Completed in 1943 primarily as a flood control project, it was at the time the "largest rolled-earth fill dam in the world". Only five times has the lake reached the dam's spillway at a height of 640 ft above sea level: 1957, 1990, 2007, and twice in 2015. It takes its name from Denison, Texas, just downriver from the dam face.

Denison Dam contains a total of 18.8 million cubic yards (14,000,000 m³) of rolled-earth fill. It produces roughly 250,000 megawatt hours of electricity per year, while Lake Texoma provides nearly 125,000 acre.ft of water storage for local communities under five permanent contracts.

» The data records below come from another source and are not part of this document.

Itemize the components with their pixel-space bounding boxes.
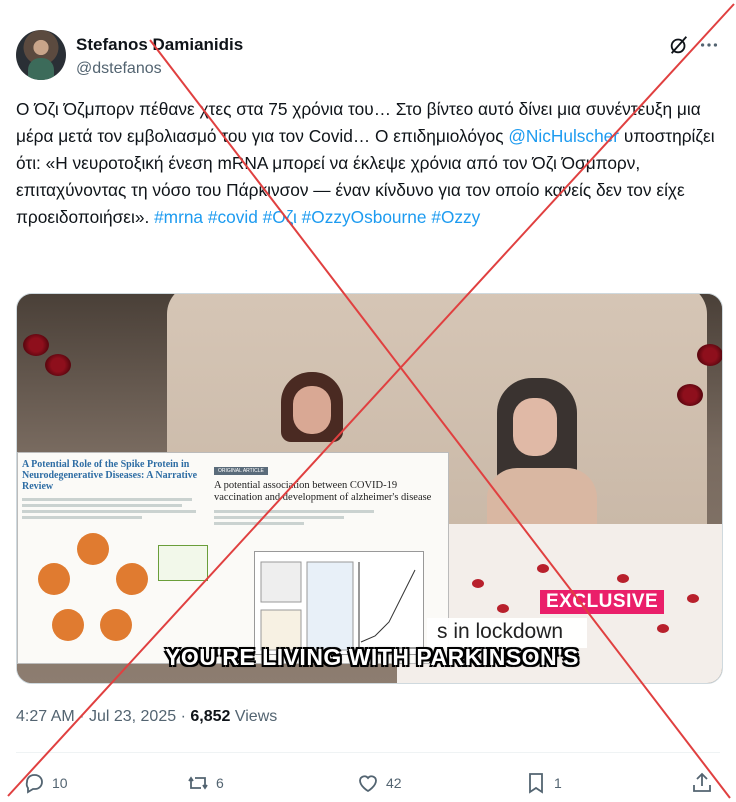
person-right (487, 378, 597, 548)
hashtag-link[interactable]: #Ozzy (431, 207, 480, 227)
bookmark-icon (529, 773, 543, 794)
lower-third-text: s in lockdown (437, 620, 564, 643)
rose-decoration (697, 344, 722, 366)
paper-right-title: A potential association between COVID-19… (214, 480, 432, 503)
avatar[interactable] (16, 30, 66, 80)
divider (16, 752, 720, 753)
tweet-header: Stefanos Damianidis @dstefanos (16, 30, 720, 82)
hashtag-link[interactable]: #mrna (154, 207, 203, 227)
hashtag-link[interactable]: #Οζι (263, 207, 297, 227)
views-count: 6,852 (190, 708, 231, 725)
petal (472, 579, 484, 588)
repost-button[interactable]: 6 (186, 770, 224, 796)
video-caption: YOU'RE LIVING WITH PARKINSON'S (165, 644, 579, 670)
repost-icon (188, 776, 208, 790)
diagram-box (158, 545, 208, 581)
paper-badge: ORIGINAL ARTICLE (214, 467, 268, 475)
slashed-circle-icon[interactable] (668, 34, 690, 56)
reply-icon (25, 774, 43, 794)
bookmark-button[interactable]: 1 (524, 770, 562, 796)
paper-left: A Potential Role of the Spike Protein in… (22, 459, 208, 522)
rose-decoration (23, 334, 49, 356)
bookmark-count: 1 (554, 775, 562, 791)
petal (497, 604, 509, 613)
hashtag-link[interactable]: #covid (208, 207, 258, 227)
petal (687, 594, 699, 603)
petal (657, 624, 669, 633)
views-label: Views (234, 708, 278, 725)
meta-separator: · (79, 708, 85, 725)
share-icon (693, 772, 711, 792)
mention-link[interactable]: @NicHulscher (508, 126, 619, 146)
tweet-text: Ο Όζι Όζμπορν πέθανε χτες στα 75 χρόνια … (16, 96, 724, 231)
like-count: 42 (386, 775, 402, 791)
share-button[interactable] (690, 770, 714, 796)
petal (537, 564, 549, 573)
rose-decoration (677, 384, 703, 406)
tweet-time[interactable]: 4:27 AM (16, 708, 75, 725)
paper-right: ORIGINAL ARTICLE A potential association… (214, 459, 444, 528)
heart-icon (359, 775, 377, 793)
exclusive-badge: EXCLUSIVE (540, 590, 665, 614)
repost-count: 6 (216, 775, 224, 791)
action-bar: 10 6 42 1 (16, 770, 720, 798)
more-dots-icon[interactable] (698, 34, 720, 56)
tweet-date[interactable]: Jul 23, 2025 (89, 708, 176, 725)
paper-overlay: A Potential Role of the Spike Protein in… (17, 452, 449, 664)
reply-count: 10 (52, 775, 68, 791)
rose-decoration (45, 354, 71, 376)
paper-left-title: A Potential Role of the Spike Protein in… (22, 459, 198, 492)
author-block[interactable]: Stefanos Damianidis @dstefanos (76, 34, 243, 80)
author-handle[interactable]: @dstefanos (76, 58, 243, 80)
meta-separator: · (180, 708, 186, 725)
hashtag-link[interactable]: #OzzyOsbourne (302, 207, 427, 227)
like-button[interactable]: 42 (356, 770, 402, 796)
reply-button[interactable]: 10 (22, 770, 68, 796)
tweet-meta: 4:27 AM · Jul 23, 2025 · 6,852 Views (16, 708, 277, 726)
paper-figure (254, 551, 424, 655)
petal (617, 574, 629, 583)
author-name[interactable]: Stefanos Damianidis (76, 34, 243, 56)
video-thumbnail[interactable]: A Potential Role of the Spike Protein in… (16, 293, 723, 684)
cycle-diagram (38, 533, 148, 643)
person-left (275, 372, 349, 462)
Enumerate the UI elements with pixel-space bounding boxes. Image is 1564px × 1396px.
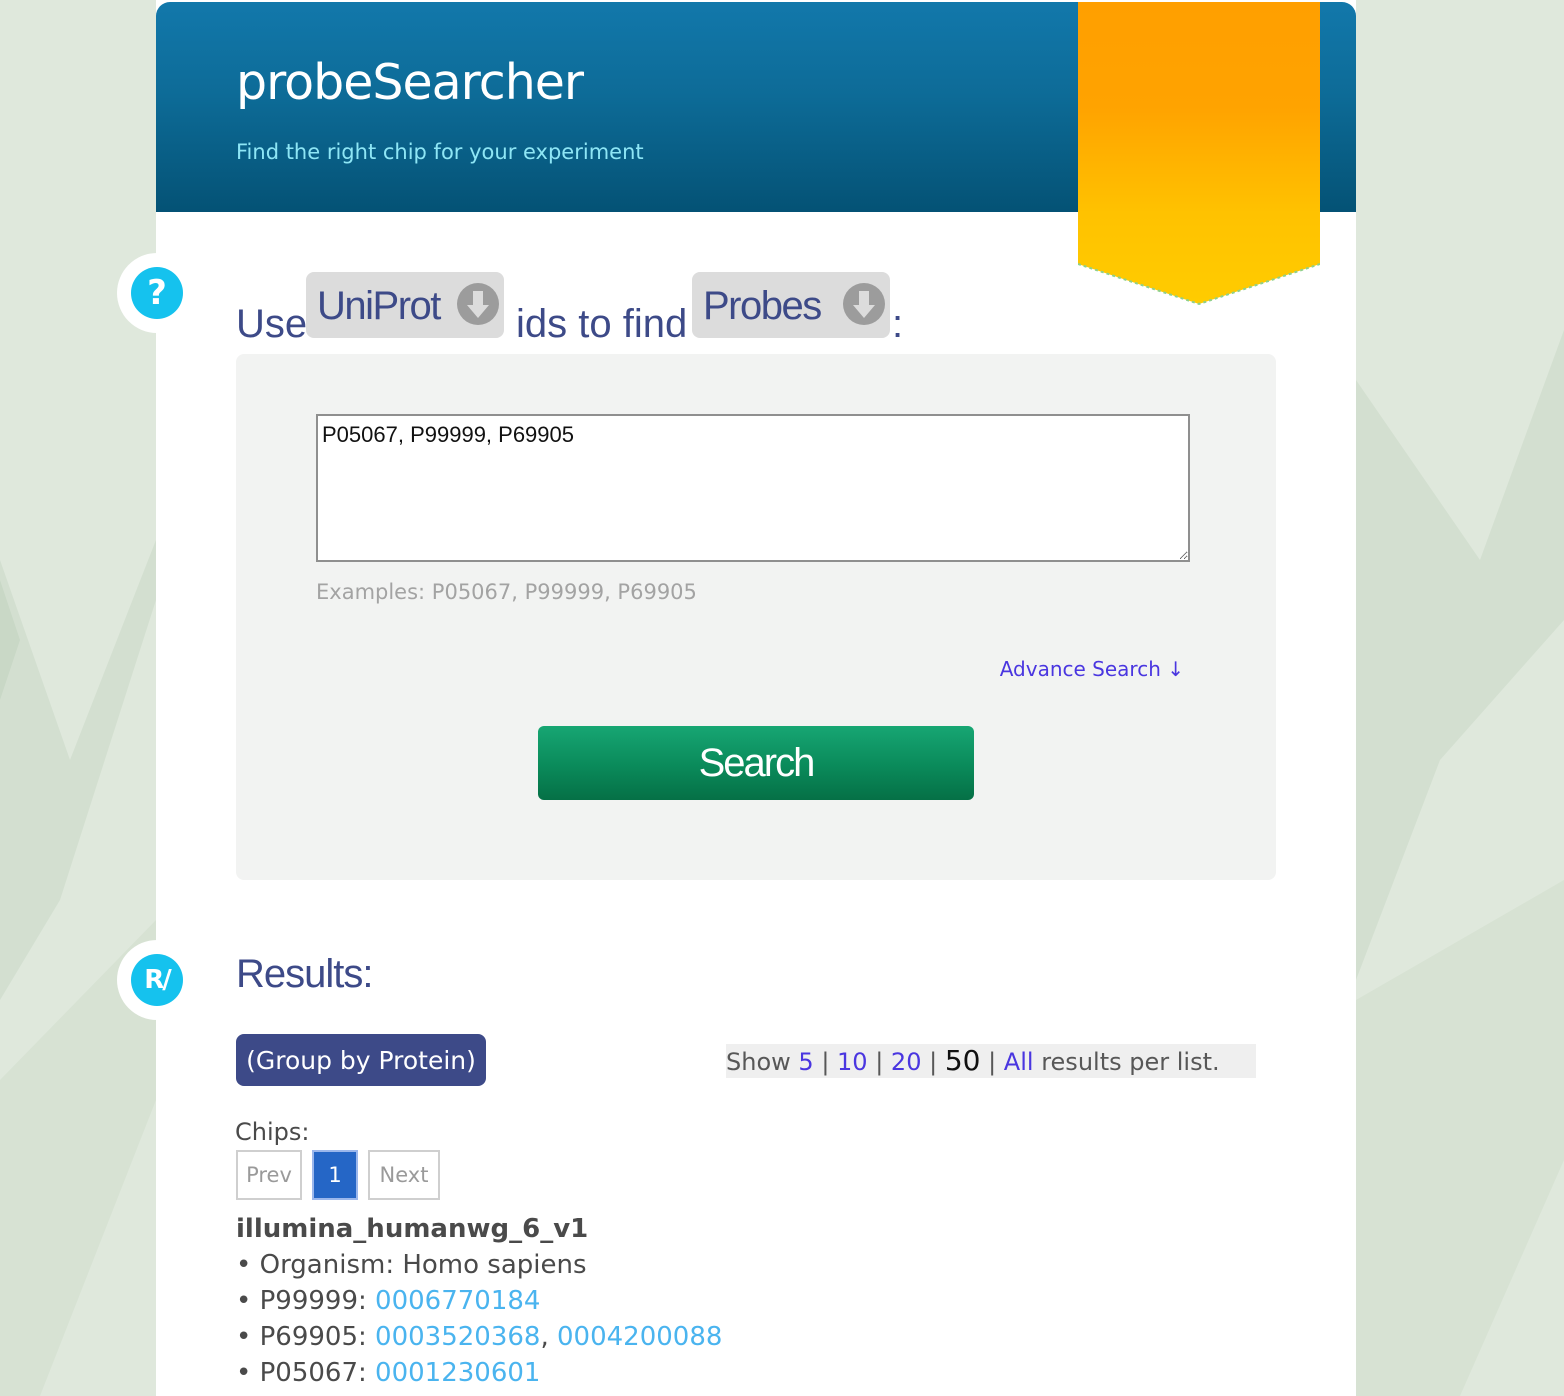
target-type-label: Probes	[703, 284, 822, 328]
pager-prev-button[interactable]: Prev	[236, 1150, 302, 1200]
pager-next-button[interactable]: Next	[368, 1150, 440, 1200]
protein-id: P99999	[259, 1286, 358, 1316]
question-mark-icon[interactable]: ?	[131, 267, 183, 319]
organism-label: Organism:	[259, 1250, 395, 1280]
source-type-label: UniProt	[317, 284, 441, 328]
circle-arrow-down-icon	[843, 283, 885, 325]
query-prefix: Use	[236, 302, 308, 346]
show-50-current: 50	[944, 1044, 981, 1077]
advance-search-link[interactable]: Advance Search ↓	[1000, 657, 1184, 681]
protein-line: • P99999: 0006770184	[236, 1286, 541, 1316]
app-subtitle: Find the right chip for your experiment	[236, 140, 644, 164]
search-form: P05067, P99999, P69905 Examples: P05067,…	[236, 354, 1276, 880]
results-icon-wrap: R/	[117, 940, 197, 1020]
show-prefix: Show	[726, 1048, 791, 1076]
results-title: Results:	[236, 952, 373, 996]
results-per-list: Show 5 | 10 | 20 | 50 | All results per …	[726, 1044, 1256, 1078]
chips-label: Chips:	[235, 1118, 310, 1146]
results-icon: R/	[131, 954, 183, 1006]
target-type-dropdown[interactable]: Probes	[692, 272, 890, 338]
search-button[interactable]: Search	[538, 726, 974, 800]
protein-line: • P69905: 0003520368, 0004200088	[236, 1322, 723, 1352]
query-suffix: :	[892, 302, 904, 346]
source-type-dropdown[interactable]: UniProt	[306, 272, 504, 338]
protein-id: P69905	[259, 1322, 358, 1352]
help-icon-wrap[interactable]: ?	[117, 253, 197, 333]
examples-hint: Examples: P05067, P99999, P69905	[316, 580, 697, 604]
app-title: probeSearcher	[236, 54, 584, 111]
circle-arrow-down-icon	[457, 283, 499, 325]
show-5-link[interactable]: 5	[798, 1048, 813, 1076]
show-suffix: results per list.	[1041, 1048, 1220, 1076]
probe-link[interactable]: 0004200088	[557, 1322, 722, 1352]
query-middle: ids to find	[516, 302, 688, 346]
show-20-link[interactable]: 20	[891, 1048, 922, 1076]
show-all-link[interactable]: All	[1004, 1048, 1034, 1076]
chip-name: illumina_humanwg_6_v1	[236, 1214, 589, 1244]
pager-page-1-button[interactable]: 1	[312, 1150, 358, 1200]
probe-link[interactable]: 0003520368	[375, 1322, 540, 1352]
show-10-link[interactable]: 10	[837, 1048, 868, 1076]
chip-organism-line: • Organism: Homo sapiens	[236, 1250, 587, 1280]
probe-link[interactable]: 0001230601	[375, 1358, 540, 1388]
id-input-textarea[interactable]: P05067, P99999, P69905	[316, 414, 1190, 562]
group-by-protein-button[interactable]: (Group by Protein)	[236, 1034, 486, 1086]
protein-line: • P05067: 0001230601	[236, 1358, 541, 1388]
probe-link[interactable]: 0006770184	[375, 1286, 540, 1316]
organism-value: Homo sapiens	[402, 1250, 587, 1280]
ribbon-bookmark	[1078, 2, 1320, 306]
protein-id: P05067	[259, 1358, 358, 1388]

In addition to two federally managed wildlife-refuge areas, Denison Dam has made possible 47 recreational areas managed by the U.S. Army Corps of Engineers, two state parks -- one in Oklahoma and one in Texas -- as well as 80000 acre of open public land used for hunting.

[...] General Lucius D. Clay was the principal manager of the project.

Oklahoma State Highway 91 and, to a lesser extent, Texas State Highway 91 cross over the dam.

German prisoners of war from Rommel's Afrika Korps were used in the construction of the Denison Dam and Lake Texoma during World War II. They performed non-war-related work such as clearing trees, lining drainage ditches, and building a bathroom facility. They also helped clear more than 7,000 acres for the lake. 4

POWs were housed in camps in Tishomingo and Powell, Oklahoma.

The government paid $1.50 per day per prisoner, and the POWs received 80 cents in canteen coupons. The difference went to the federal treasury to pay for the POW program.